1 Mart 2017 Çarşamba

MODERN ÇAĞIN İNSANLARI

Modern zamanlarda insanın en büyük ihtirası, sahip olma, her şeyi ele geçirme, sınırsızca biriktirme arzusu. Bütün bunları daha mutlu, daha müreffeh, daha rahat bir hayat için istiyoruz ama karşımıza çıkan, payımıza düşen refah ya da mutluluk olmuyor nedense.
Sadece ben'imiz ve ten'imiz var. Para ve makam... Zenginlik, hırs, başarı, kariyer, prestij… İnsanlığın en büyük kâbusları. Bir modern paganizmin en rafine putları. Ahlar, günahlar, ayıplar, kayıplar... Hayat var ama hayatta insan yok.
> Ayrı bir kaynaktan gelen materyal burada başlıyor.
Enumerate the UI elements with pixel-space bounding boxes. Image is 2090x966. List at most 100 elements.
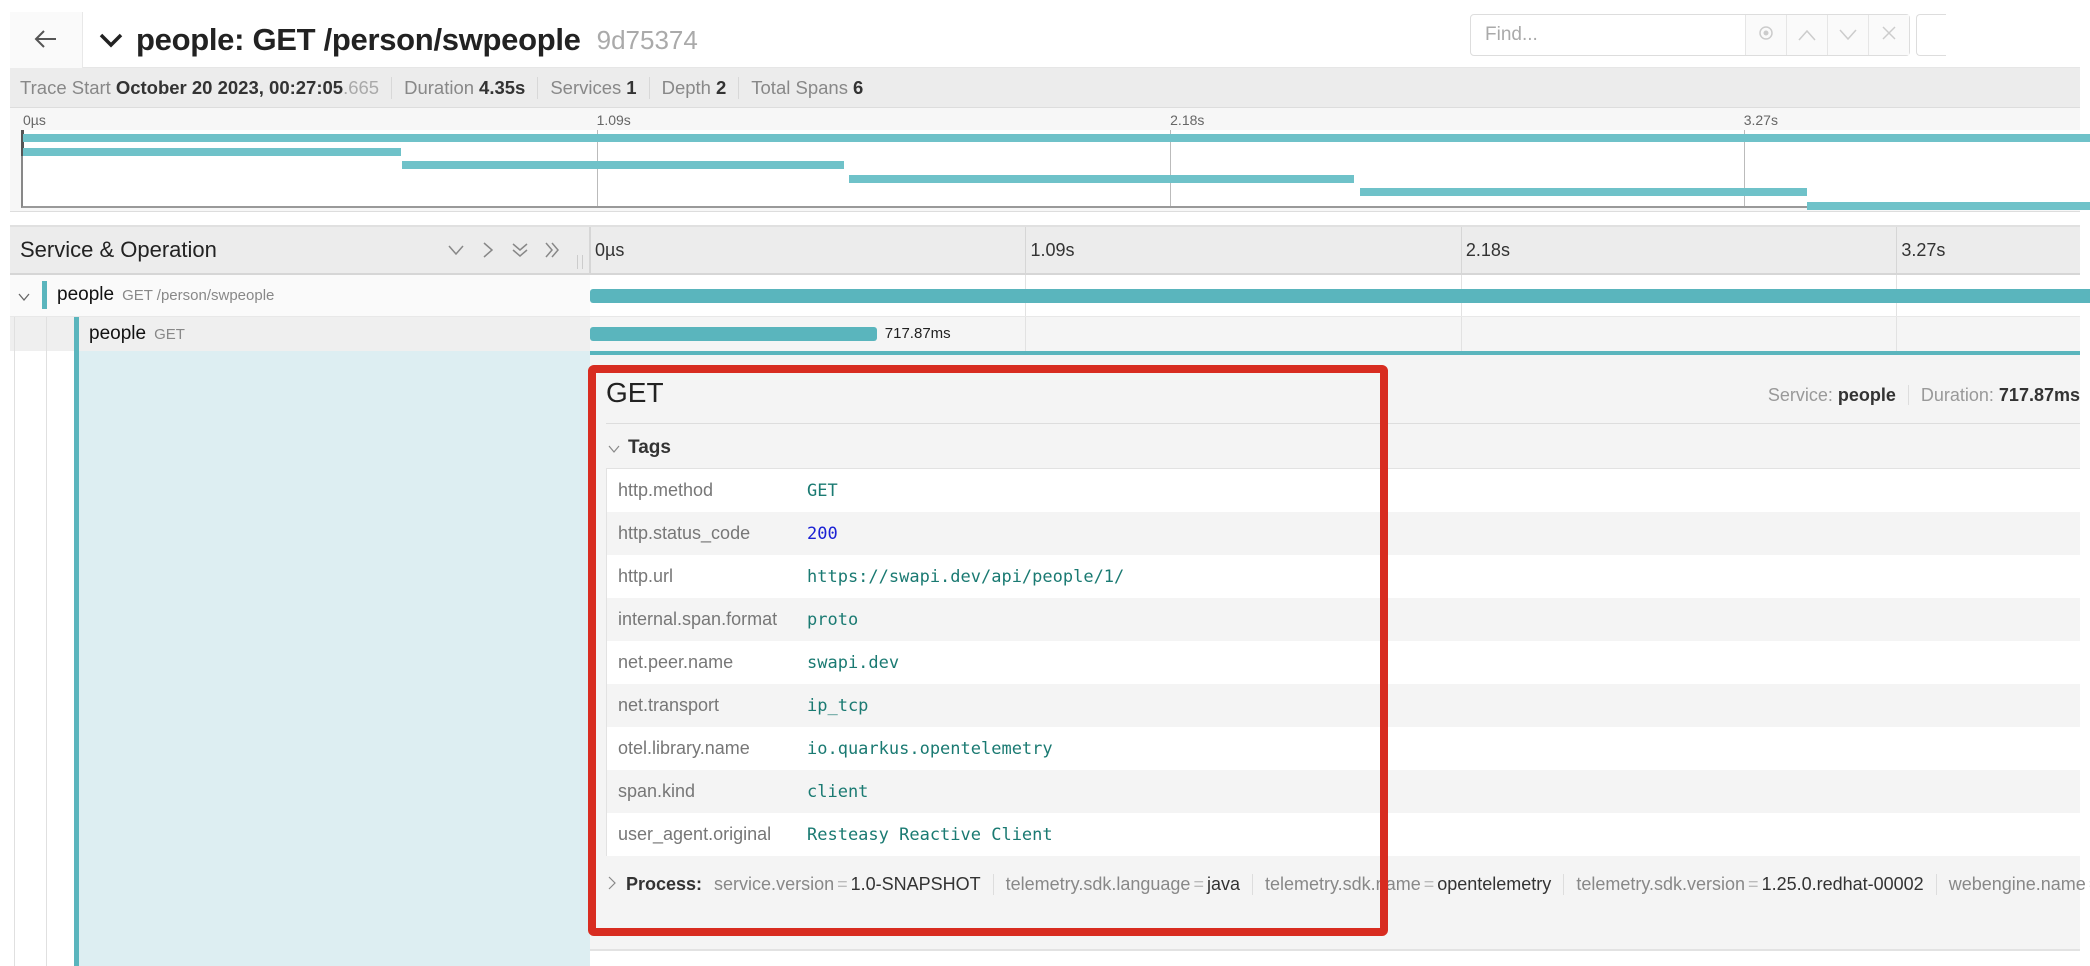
span-timeline-cell[interactable] [590, 275, 2090, 316]
back-button[interactable] [10, 12, 83, 68]
tag-value: proto [807, 609, 859, 630]
minimap-span-bar [401, 161, 844, 169]
tag-key: net.transport [618, 695, 720, 715]
find-box [1470, 14, 1910, 56]
process-item: webengine.name= [1949, 874, 2090, 895]
chevron-down-icon [98, 27, 124, 53]
chevron-down-icon[interactable] [18, 289, 30, 307]
minimap-tick-label: 2.18s [1170, 112, 1205, 128]
tag-key: http.url [618, 566, 674, 586]
span-row[interactable]: people GET 717.87ms [10, 317, 2080, 351]
minimap-span-bar [23, 147, 401, 156]
tag-key: net.peer.name [618, 652, 734, 672]
service-name: people [89, 323, 147, 344]
arrow-left-icon [34, 25, 58, 56]
chevron-right-icon [483, 242, 493, 258]
collapse-all-button[interactable] [511, 241, 529, 259]
span-timeline-cell[interactable]: 717.87ms [590, 317, 2080, 351]
duration-value: 717.87ms [1998, 385, 2080, 405]
minimap-tick-label: 1.09s [596, 112, 631, 128]
timeline-tick-label: 1.09s [1025, 227, 1075, 273]
service-color-bar [74, 351, 79, 966]
chevron-right-icon [608, 876, 616, 893]
tag-row[interactable]: http.method GET [607, 469, 2080, 512]
trace-title-toggle[interactable]: people: GET /person/swpeople 9d75374 [98, 12, 698, 68]
tag-row[interactable]: http.status_code 200 [607, 512, 2080, 555]
tags-toggle[interactable]: Tags [608, 437, 671, 459]
total-spans-value: 6 [852, 76, 864, 98]
double-chevron-right-icon [545, 242, 559, 258]
operation-name: GET [154, 326, 185, 343]
duration-label: Duration [404, 76, 475, 98]
tag-value: 200 [807, 523, 838, 544]
trace-duration: Duration 4.35s [404, 76, 539, 99]
span-row[interactable]: people GET /person/swpeople [10, 275, 2090, 317]
tree-guide-line [46, 317, 47, 351]
trace-start: Trace Start October 20 2023, 00:27:05.66… [20, 76, 393, 99]
tag-row[interactable]: net.peer.name swapi.dev [607, 641, 2080, 684]
duration-label: Duration: [1920, 385, 1994, 405]
tag-key: internal.span.format [618, 609, 778, 629]
minimap-span-bar [1806, 201, 2090, 210]
view-options-button[interactable] [1916, 14, 1946, 56]
tree-guide-line [14, 317, 15, 351]
clear-find-button[interactable] [1868, 15, 1909, 55]
span-name-cell[interactable]: people GET /person/swpeople [10, 275, 590, 316]
service-value: people [1837, 385, 1896, 405]
tag-row[interactable]: http.url https://swapi.dev/api/people/1/ [607, 555, 2080, 598]
tags-table: http.method GET http.status_code 200 http.ur… [606, 468, 2080, 856]
minimap-span-bar [1359, 188, 1807, 196]
process-item: telemetry.sdk.name = opentelemetry [1265, 874, 1565, 895]
timeline-tick-label: 3.27s [1896, 227, 1945, 273]
timeline-gridline [1460, 317, 1462, 351]
minimap-span-bar [23, 134, 2090, 142]
divider [1907, 385, 1909, 405]
tag-row[interactable]: internal.span.format proto [607, 598, 2080, 641]
tree-controls [447, 227, 561, 273]
trace-header: people: GET /person/swpeople 9d75374 [10, 12, 2080, 68]
process-label: Process: [626, 874, 703, 894]
column-resizer[interactable] [577, 255, 583, 269]
locate-icon [1757, 24, 1775, 47]
service-operation-header: Service & Operation [10, 227, 590, 273]
minimap-canvas[interactable] [21, 130, 2090, 210]
tags-label: Tags [628, 437, 671, 458]
tag-key: otel.library.name [618, 738, 750, 758]
find-input[interactable] [1471, 15, 1745, 55]
service-label: Service: [1767, 385, 1833, 405]
span-bar[interactable] [590, 289, 2090, 303]
chevron-up-icon [1798, 25, 1816, 46]
prev-result-button[interactable] [1786, 15, 1827, 55]
process-item: telemetry.sdk.version = 1.25.0.redhat-0000… [1576, 874, 1937, 895]
tag-value: Resteasy Reactive Client [807, 824, 1053, 845]
locate-button[interactable] [1745, 15, 1786, 55]
span-duration-label: 717.87ms [884, 325, 951, 342]
timeline-tick-label: 0µs [590, 227, 624, 273]
tag-row[interactable]: net.transport ip_tcp [607, 684, 2080, 727]
span-bar[interactable] [590, 327, 877, 341]
tag-value: client [807, 781, 869, 802]
process-section[interactable]: Process: service.version = 1.0-SNAPSHOT tel… [608, 874, 2090, 895]
tag-row[interactable]: span.kind client [607, 770, 2080, 813]
divider [590, 949, 2080, 951]
span-detail-meta: Service: people Duration: 717.87ms [1768, 385, 2080, 406]
expand-one-button[interactable] [479, 241, 497, 259]
tree-guide-line [46, 351, 47, 966]
chevron-down-icon [608, 440, 620, 456]
span-name-cell[interactable]: people GET [10, 317, 590, 351]
tag-value: ip_tcp [807, 695, 869, 716]
timeline-tick-label: 2.18s [1460, 227, 1510, 273]
span-detail-panel: GET Service: people Duration: 717.87ms T… [590, 351, 2090, 949]
tag-row[interactable]: user_agent.original Resteasy Reactive Cli… [607, 813, 2080, 856]
span-detail-title: GET [606, 377, 664, 408]
trace-start-value: October 20 2023, 00:27:05 [115, 76, 344, 98]
timeline-gridline [1025, 317, 1027, 351]
tag-row[interactable]: otel.library.name io.quarkus.opentelemetr… [607, 727, 2080, 770]
expand-all-button[interactable] [543, 241, 561, 259]
trace-minimap[interactable]: 0µs 1.09s 2.18s 3.27s [10, 108, 2090, 212]
minimap-tick-label: 0µs [23, 112, 46, 128]
trace-start-ms: .665 [343, 76, 380, 98]
next-result-button[interactable] [1827, 15, 1868, 55]
depth-value: 2 [715, 76, 727, 98]
collapse-one-button[interactable] [447, 241, 465, 259]
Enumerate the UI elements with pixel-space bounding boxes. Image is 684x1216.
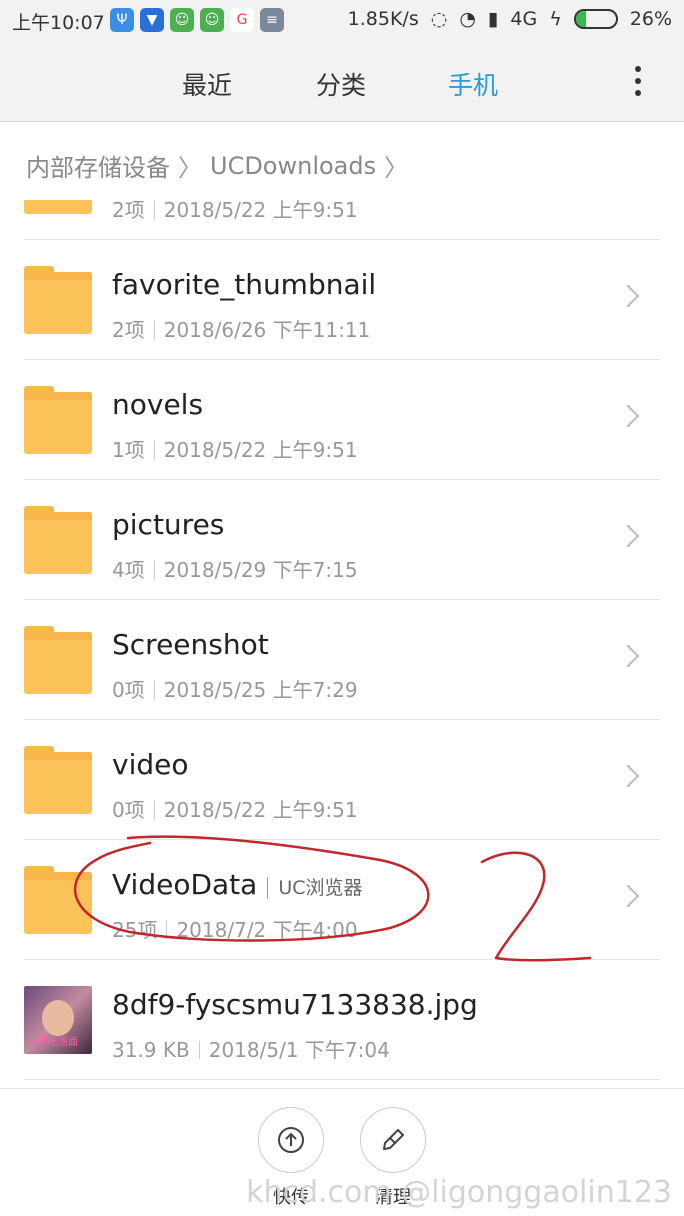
- chevron-right-icon: [616, 404, 640, 428]
- chevron-right-icon: [616, 764, 640, 788]
- list-item[interactable]: 不许吃泡面 8df9-fyscsmu7133838.jpg 31.9 KB 201…: [0, 960, 684, 1080]
- file-name: novels: [112, 388, 204, 421]
- tab-recent[interactable]: 最近: [182, 66, 232, 102]
- brush-icon: [383, 1129, 404, 1150]
- file-meta: 2项 2018/5/22 上午9:51: [112, 200, 358, 222]
- tab-phone[interactable]: 手机: [448, 66, 498, 102]
- list-item[interactable]: video 0项 2018/5/22 上午9:51: [0, 720, 684, 840]
- signal-icon: ▮: [487, 8, 499, 30]
- list-item[interactable]: VideoData UC浏览器 25项 2018/7/2 下午4:00: [0, 840, 684, 960]
- folder-icon: [24, 266, 92, 334]
- network-type: 4G: [510, 8, 538, 30]
- file-name: pictures: [112, 508, 225, 541]
- list-item[interactable]: favorite_thumbnail 2项 2018/6/26 下午11:11: [0, 240, 684, 360]
- file-meta: 0项 2018/5/25 上午7:29: [112, 678, 358, 702]
- list-item[interactable]: novels 1项 2018/5/22 上午9:51: [0, 360, 684, 480]
- battery-percent: 26%: [629, 8, 672, 30]
- breadcrumb-root[interactable]: 内部存储设备: [26, 148, 170, 183]
- sync-icon: ◌: [430, 8, 448, 30]
- list-item[interactable]: Screenshot 0项 2018/5/25 上午7:29: [0, 600, 684, 720]
- clean-circle[interactable]: [360, 1107, 426, 1173]
- file-meta: 25项 2018/7/2 下午4:00: [112, 918, 358, 942]
- chevron-right-icon: [616, 884, 640, 908]
- app-tag: UC浏览器: [267, 877, 363, 899]
- thumbnail-caption: 不许吃泡面: [28, 1037, 78, 1048]
- chevron-right-icon: [616, 524, 640, 548]
- breadcrumb: 内部存储设备 〉 UCDownloads 〉: [26, 148, 408, 183]
- chevron-right-icon: [616, 284, 640, 308]
- file-list: 2项 2018/5/22 上午9:51 favorite_thumbnail 2项…: [0, 200, 684, 1088]
- upload-icon: [278, 1127, 304, 1153]
- file-meta: 31.9 KB 2018/5/1 下午7:04: [112, 1038, 390, 1062]
- status-time: 上午10:07: [12, 12, 105, 34]
- battery-icon: [573, 9, 618, 29]
- file-meta: 4项 2018/5/29 下午7:15: [112, 558, 358, 582]
- top-tab-bar: 最近 分类 手机: [0, 44, 684, 122]
- status-app-icons: Ψ ▼ ☺ ☺ G ≡: [110, 8, 284, 32]
- more-options-icon[interactable]: [634, 66, 642, 96]
- watermark: khcd.com @ligonggaolin123: [246, 1175, 672, 1210]
- battery-fill: [575, 11, 587, 27]
- usb-icon: Ψ: [110, 8, 134, 32]
- file-name: 8df9-fyscsmu7133838.jpg: [112, 988, 478, 1021]
- chevron-right-icon: [616, 644, 640, 668]
- android-icon: ☺: [170, 8, 194, 32]
- charging-icon: ϟ: [549, 8, 562, 30]
- status-indicators: 1.85K/s ◌ ◔ ▮ 4G ϟ 26%: [348, 8, 672, 30]
- chevron-right-icon: 〉: [178, 154, 202, 182]
- share-circle[interactable]: [258, 1107, 324, 1173]
- file-name: VideoData UC浏览器: [112, 868, 363, 901]
- file-meta: 1项 2018/5/22 上午9:51: [112, 438, 358, 462]
- google-icon: G: [230, 8, 254, 32]
- message-icon: ≡: [260, 8, 284, 32]
- file-meta: 0项 2018/5/22 上午9:51: [112, 798, 358, 822]
- file-meta: 2项 2018/6/26 下午11:11: [112, 318, 371, 342]
- image-thumbnail: 不许吃泡面: [24, 986, 92, 1054]
- tab-category[interactable]: 分类: [316, 66, 366, 102]
- breadcrumb-current[interactable]: UCDownloads: [210, 152, 376, 180]
- folder-icon: [24, 746, 92, 814]
- file-name: favorite_thumbnail: [112, 268, 377, 301]
- android-icon: ☺: [200, 8, 224, 32]
- status-bar: 上午10:07 Ψ ▼ ☺ ☺ G ≡ 1.85K/s ◌ ◔ ▮ 4G ϟ 2…: [0, 0, 684, 44]
- folder-icon: [24, 506, 92, 574]
- chevron-right-icon: 〉: [384, 154, 409, 182]
- file-name: Screenshot: [112, 628, 269, 661]
- folder-icon: [24, 626, 92, 694]
- folder-icon: [24, 200, 92, 214]
- file-name: video: [112, 748, 189, 781]
- shield-icon: ▼: [140, 8, 164, 32]
- network-speed: 1.85K/s: [347, 8, 419, 30]
- list-item[interactable]: 2项 2018/5/22 上午9:51: [0, 200, 684, 240]
- list-item[interactable]: pictures 4项 2018/5/29 下午7:15: [0, 480, 684, 600]
- folder-icon: [24, 866, 92, 934]
- folder-icon: [24, 386, 92, 454]
- bottom-action-bar: 快传 清理 khcd.com @ligonggaolin123: [0, 1088, 684, 1216]
- wifi-icon: ◔: [459, 8, 476, 30]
Madde var fakat insanlar insanlığından soyunmuş. Hayatın her sahasından insanlık adına ne varsa sürgün etmişiz.
Sahip olduklarımızı kaybetmekten korkuyoruz. Hâlbuki her şeyin asıl sahibini bilenler kaybetmekten korkmazlar. Korkuyoruz kaybetmekten, çünkü her şeyin sahibinin kendimiz olduğunu zannediyoruz. Necip Fazılın dediği gibi: “Güneşi ceketinin astarı içinde kaybetmiş” zavallıları oynuyoruz. Bu sebeple hakikati arama gibi bir derdimiz de yok.
Medyanın küresel ilahları tarafından ayartılmış köleler olarak sefih bir hayat sürüyor âdemoğlu. Anlamın anlamını yitirdiği, değerlerin değersizleştiği, sözün lafa, kelamın söze indirgendiği süfli bir ortama adapte edilmiş insan. Şehevî ve nefsanî arzuların kutsandığı, komşusundan daha doğrusu insanlıktan bi-haber yaşamanın benimsendiği pagan bir hayat. Milyonlarca insan ve milyonlarca amaç ve hiç birisinin ruha dokunan tarafı yok.
Her geçen gün insanlığımızın yerini, içimizden boşanıp giden âdemoğlunun yerini hırsla, ihtirasla programlanmış makineler alıyor. Kesretin, kalabalıklığın, şanın şöhretin şaha kalktığı… “Elhakümü’t-tekasür” buyuruyor hâlbuki Rabbimiz.
Ahseni takvimden, esfeli safiline bir düşüş. İnsan bu derekeye düştüğünü göremeden derece derece yükseldiğini zannediyor. Sanalitenin gözleri kör eden büyüsüne kapılıp gidiyor. Yalnızlığa itilmiş, sürgüne verilmiş bedenin dili bizi aldatıyor. Karanlıklar içinde panik dolu, çaresiz ve savunmasız bir hayat sürüyoruz.
Damarlarında hazzın acısı, bütün iliklerine kadar işliyor hız tutkusu. Tapınaklar inşa ediyor, içindeki fıtratın sesini susturmak için. Çağın insana sunduğu hediyeler ise alevlerle sarıp sarmalanmış. Erdemin tüm intikamını insanın ruhundan alıyor, çarmıha geriyor...
Tanıdık yüzlerden, kimliksiz sokaklardan, kaçıyor insan. Bu yüzden başka başka kentlere gidiyor. Ve gittiği bütün kentlerin yabancısı... İnsanın ruhuna ait bir yurdu olmalı değil mi? Çünkü sunulan, ezberletilen, insanoğluna yetmiyor. İstediğimiz, bu "yaşamak" değil. Bizi büyüleyen, bizi sürükleyen, içimizdeki düşlere dokunan "yaşamak"lar istiyor insan... Ruhumuzu izlediğimiz, kendimiz olduğumuz.
Bir rüyada mıyız, bağırıyoruz sesimiz çıkmıyor, bağırıyoruz kimse duymuyor. Herkes susmuş, herkes sağır. Vurgun yedik, sürgün olduk. Materyalizmin zemheri ayazlarında bütün duygularımız dondu. İnsanlığın sessiz ölümü bu. İnsanlar, her yola başvuruyor insanlığını unutmak için. İnsanlık bileklerini kesip kanatıyor. O yüzdendir kenara itilmişliğinin acısını yalnızca ruhuna yaşatmışlığı…

Şeytan, insanı Allah’ın yolundan saptırmak için and içmiştir. Dedi ki: "Madem öyle, beni azdırdığından dolayı onlar(ı insanları saptırmak) için mutlaka senin dosdoğru yolunda (pusu kurup) oturacağım."